Dios nos protege de muchos enemigos. Y los confunde en sus malos proyectos que se vuelven contra ellos, que se vuelven en favor de los suyos. Es verdad. ¡Si supiéramos cuántas veces ha tornado un sinfín de peligros en defensa de nuestras almas! Pero entremos en el vértigo mesiánico del oráculo. Reconozcamos cómo Dios prepara con tanta antelación y esmero el principio del fin del Mal, y de los enemigos de su Iglesia. Dios es un Rey victorioso.
El Evangelio, que nos sitúa a Jesús en el Templo de Jerusalén después de expulsar a los vendedores y de la maldición de la higuera seca, nos presenta a Jesús en controversia con los sumos sacerdotes y los ancianos. Estos le interrogan sobre la autoridad de sus acciones y palabras. Y Jesús, que no se deja ganar en rodeos, les pregunta sobre la procedencia de la autoridad de Juan, el Bautista. Sorprendente. Es bonito pensar que el Señor está mirando por el prestigio de Juan en una situación tan delicada. Con esa “salida” suya le ha dado todo el valor que merece el Precursor. La respuesta de las autoridades religiosas del Templo, como tantas veces, es calculada. Saben que van a quedar en evidencia, y deben meditar la réplica, sobre todo para no perder el dominio sobre el pueblo.

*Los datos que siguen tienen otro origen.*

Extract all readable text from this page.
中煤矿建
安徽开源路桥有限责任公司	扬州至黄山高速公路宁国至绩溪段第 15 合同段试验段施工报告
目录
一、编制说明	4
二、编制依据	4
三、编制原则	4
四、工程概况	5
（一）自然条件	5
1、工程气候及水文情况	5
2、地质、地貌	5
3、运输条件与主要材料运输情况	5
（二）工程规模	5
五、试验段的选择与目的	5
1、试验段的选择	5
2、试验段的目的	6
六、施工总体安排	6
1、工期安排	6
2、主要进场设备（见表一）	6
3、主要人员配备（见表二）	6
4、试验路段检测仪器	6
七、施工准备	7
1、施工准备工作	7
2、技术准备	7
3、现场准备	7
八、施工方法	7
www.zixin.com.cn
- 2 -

Qué respondieron: “No sabemos”. Y lo sabían. Pues, Jesús tampoco les quiso responder.
Ante preguntas capciosas, salir airosos y con santa elegancia. Con fortaleza y libertad de espíritu. No tener miedo. ¿El temor? A ser considerados… maleducados, tal vez. No se debe tener. Ni temer.
Por cierto, Juan actuaba con la autoridad del Cielo, que los hombres le reconocieron. Por eso acudían a él, incluso los soldados.
Que nosotros se la reconozcamos en estos días de Adviento para disponer nuestros corazones a través de los esfuerzos que sean necesarios.